Milford Regional agrees with the following analysis of marijuana legalization, which resulted in the decision of MHA, along with a coalition of healthcare, business and community leaders and a bipartisan group of state and local leaders to oppose the passage of Question 4:
Children and edibles We concur that the health and safety of the most vulnerable among us– our children– is of paramount importance in this discussion. The commercial marijuana industry depends heavily on the sale of THC-laced edible products that are packaged as candy targeted to the youth market. In Colorado, they have found their emergency rooms are routinely treating children who accidentally ingest these products with unregulated THC levels reaching an incredible 95 percent!
Impaired driving Protecting our citizens from harm on the roads would become an even greater challenge than it is today due to impaired drivers using legal marijuana. Traffic deaths in the state of Washington doubled the year after they legalized marijuana, and Colorado has seen a spike in impaired driving deaths as well. Plus, deterring or prosecuting the impaired driver is difficult because there is no breathalyzer test for marijuana.

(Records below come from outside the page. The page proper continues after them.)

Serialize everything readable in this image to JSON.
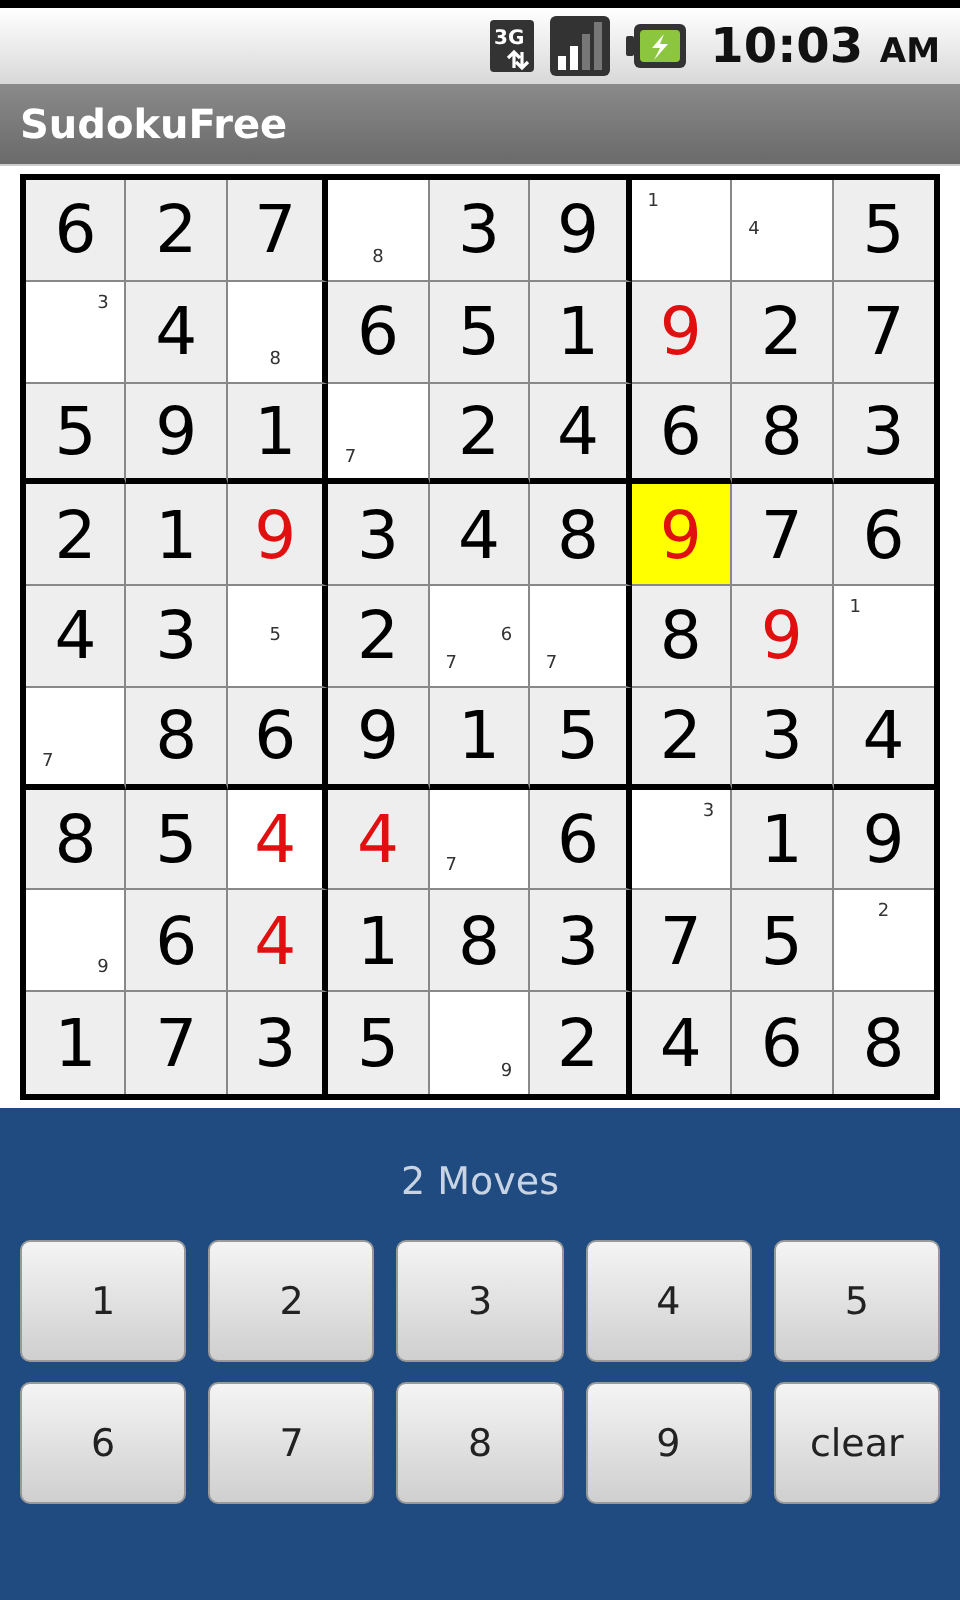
{
  "status_bar": {
    "time": "10:03",
    "meridiem": "AM",
    "network": "3G"
  },
  "app_bar": {
    "title": "SudokuFree"
  },
  "grid": {
    "rows": [
      [
        {
          "value": "6",
          "shaded": true,
          "error": false,
          "selected": false
        },
        {
          "value": "2",
          "shaded": true,
          "error": false,
          "selected": false
        },
        {
          "value": "7",
          "shaded": true,
          "error": false,
          "selected": false
        },
        {
          "notes": [
            "8"
          ],
          "shaded": false,
          "selected": false
        },
        {
          "value": "3",
          "shaded": true,
          "error": false,
          "selected": false
        },
        {
          "value": "9",
          "shaded": true,
          "error": false,
          "selected": false
        },
        {
          "notes": [
            "1"
          ],
          "shaded": false,
          "selected": false
        },
        {
          "notes": [
            "4"
          ],
          "shaded": false,
          "selected": false
        },
        {
          "value": "5",
          "shaded": true,
          "error": false,
          "selected": false
        }
      ],
      [
        {
          "notes": [
            "3"
          ],
          "shaded": false,
          "selected": false
        },
        {
          "value": "4",
          "shaded": true,
          "error": false,
          "selected": false
        },
        {
          "notes": [
            "8"
          ],
          "shaded": false,
          "selected": false
        },
        {
          "value": "6",
          "shaded": true,
          "error": false,
          "selected": false
        },
        {
          "value": "5",
          "shaded": true,
          "error": false,
          "selected": false
        },
        {
          "value": "1",
          "shaded": true,
          "error": false,
          "selected": false
        },
        {
          "value": "9",
          "shaded": true,
          "error": true,
          "selected": false
        },
        {
          "value": "2",
          "shaded": true,
          "error": false,
          "selected": false
        },
        {
          "value": "7",
          "shaded": true,
          "error": false,
          "selected": false
        }
      ],
      [
        {
          "value": "5",
          "shaded": true,
          "error": false,
          "selected": false
        },
        {
          "value": "9",
          "shaded": true,
          "error": false,
          "selected": false
        },
        {
          "value": "1",
          "shaded": true,
          "error": false,
          "selected": false
        },
        {
          "notes": [
            "7"
          ],
          "shaded": false,
          "selected": false
        },
        {
          "value": "2",
          "shaded": true,
          "error": false,
          "selected": false
        },
        {
          "value": "4",
          "shaded": true,
          "error": false,
          "selected": false
        },
        {
          "value": "6",
          "shaded": true,
          "error": false,
          "selected": false
        },
        {
          "value": "8",
          "shaded": true,
          "error": false,
          "selected": false
        },
        {
          "value": "3",
          "shaded": true,
          "error": false,
          "selected": false
        }
      ],
      [
        {
          "value": "2",
          "shaded": true,
          "error": false,
          "selected": false
        },
        {
          "value": "1",
          "shaded": true,
          "error": false,
          "selected": false
        },
        {
          "value": "9",
          "shaded": true,
          "error": true,
          "selected": false
        },
        {
          "value": "3",
          "shaded": true,
          "error": false,
          "selected": false
        },
        {
          "value": "4",
          "shaded": true,
          "error": false,
          "selected": false
        },
        {
          "value": "8",
          "shaded": true,
          "error": false,
          "selected": false
        },
        {
          "value": "9",
          "shaded": true,
          "error": true,
          "selected": true
        },
        {
          "value": "7",
          "shaded": true,
          "error": false,
          "selected": false
        },
        {
          "value": "6",
          "shaded": true,
          "error": false,
          "selected": false
        }
      ],
      [
        {
          "value": "4",
          "shaded": true,
          "error": false,
          "selected": false
        },
        {
          "value": "3",
          "shaded": true,
          "error": false,
          "selected": false
        },
        {
          "notes": [
            "5"
          ],
          "shaded": false,
          "selected": false
        },
        {
          "value": "2",
          "shaded": true,
          "error": false,
          "selected": false
        },
        {
          "notes": [
            "7",
            "6"
          ],
          "shaded": false,
          "selected": false
        },
        {
          "notes": [
            "7"
          ],
          "shaded": false,
          "selected": false
        },
        {
          "value": "8",
          "shaded": true,
          "error": false,
          "selected": false
        },
        {
          "value": "9",
          "shaded": true,
          "error": true,
          "selected": false
        },
        {
          "notes": [
            "1"
          ],
          "shaded": false,
          "selected": false
        }
      ],
      [
        {
          "notes": [
            "7"
          ],
          "shaded": false,
          "selected": false
        },
        {
          "value": "8",
          "shaded": true,
          "error": false,
          "selected": false
        },
        {
          "value": "6",
          "shaded": true,
          "error": false,
          "selected": false
        },
        {
          "value": "9",
          "shaded": true,
          "error": false,
          "selected": false
        },
        {
          "value": "1",
          "shaded": true,
          "error": false,
          "selected": false
        },
        {
          "value": "5",
          "shaded": true,
          "error": false,
          "selected": false
        },
        {
          "value": "2",
          "shaded": true,
          "error": false,
          "selected": false
        },
        {
          "value": "3",
          "shaded": true,
          "error": false,
          "selected": false
        },
        {
          "value": "4",
          "shaded": true,
          "error": false,
          "selected": false
        }
      ],
      [
        {
          "value": "8",
          "shaded": true,
          "error": false,
          "selected": false
        },
        {
          "value": "5",
          "shaded": true,
          "error": false,
          "selected": false
        },
        {
          "value": "4",
          "shaded": false,
          "error": true,
          "selected": false
        },
        {
          "value": "4",
          "shaded": true,
          "error": true,
          "selected": false
        },
        {
          "notes": [
            "7"
          ],
          "shaded": false,
          "selected": false
        },
        {
          "value": "6",
          "shaded": true,
          "error": false,
          "selected": false
        },
        {
          "notes": [
            "3"
          ],
          "shaded": false,
          "selected": false
        },
        {
          "value": "1",
          "shaded": true,
          "error": false,
          "selected": false
        },
        {
          "value": "9",
          "shaded": true,
          "error": false,
          "selected": false
        }
      ],
      [
        {
          "notes": [
            "9"
          ],
          "shaded": false,
          "selected": false
        },
        {
          "value": "6",
          "shaded": true,
          "error": false,
          "selected": false
        },
        {
          "value": "4",
          "shaded": true,
          "error": true,
          "selected": false
        },
        {
          "value": "1",
          "shaded": true,
          "error": false,
          "selected": false
        },
        {
          "value": "8",
          "shaded": true,
          "error": false,
          "selected": false
        },
        {
          "value": "3",
          "shaded": true,
          "error": false,
          "selected": false
        },
        {
          "value": "7",
          "shaded": true,
          "error": false,
          "selected": false
        },
        {
          "value": "5",
          "shaded": true,
          "error": false,
          "selected": false
        },
        {
          "notes": [
            "2"
          ],
          "shaded": false,
          "selected": false
        }
      ],
      [
        {
          "value": "1",
          "shaded": true,
          "error": false,
          "selected": false
        },
        {
          "value": "7",
          "shaded": true,
          "error": false,
          "selected": false
        },
        {
          "value": "3",
          "shaded": true,
          "error": false,
          "selected": false
        },
        {
          "value": "5",
          "shaded": true,
          "error": false,
          "selected": false
        },
        {
          "notes": [
            "9"
          ],
          "shaded": false,
          "selected": false
        },
        {
          "value": "2",
          "shaded": true,
          "error": false,
          "selected": false
        },
        {
          "value": "4",
          "shaded": true,
          "error": false,
          "selected": false
        },
        {
          "value": "6",
          "shaded": true,
          "error": false,
          "selected": false
        },
        {
          "value": "8",
          "shaded": true,
          "error": false,
          "selected": false
        }
      ]
    ]
  },
  "moves": "2 Moves",
  "keypad": [
    "1",
    "2",
    "3",
    "4",
    "5",
    "6",
    "7",
    "8",
    "9",
    "clear"
  ]
}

Home grown allowances Pro marijuana supporters suggest that a provision in Question 4 which allows anyone over 21 to grow marijuana in their homes (even over the objections of neighbors) will enhance tax revenues. What the supporters fail to mention is that, as has been seen in Colorado, a new black market for marijuana is created when you permit a homegrown marijuana industry.
Increased teen use If the sale of commercial marijuana is allowed in Massachusetts, we will most certainly follow in the footsteps of Colorado (the first state to legalize it) which has become the number one state in the nation for teen marijuana use.
Impact on our communities Should Question 4 pass, communities will be limited in their ability to determine the number of marijuana producers and sellers that open in Massachusetts. Keep in mind that there are already more marijuana shops open in Colorado than the number of McDonald’s and Starbucks combined.
Adverse mental health impacts According to The National Alliance of Mental Illness Massachusetts (NAMI), legalization of a commercial marijuana industry in Massachusetts will “… pose a great threat to the health and wellbeing of those with mental illness as well as young people predisposed to mental illness.” It will increase use among children and harm the cognitive development of young people.
You need look no further than the two states, Colorado and Washington, which have legalized commercial marijuana to see the negative impact it has had on the health and wellbeing of its residents. I encourage you to join MHA and its member hospitals and healthcare systems to consider Question 4 carefully on election day and Vote NO on Question 4.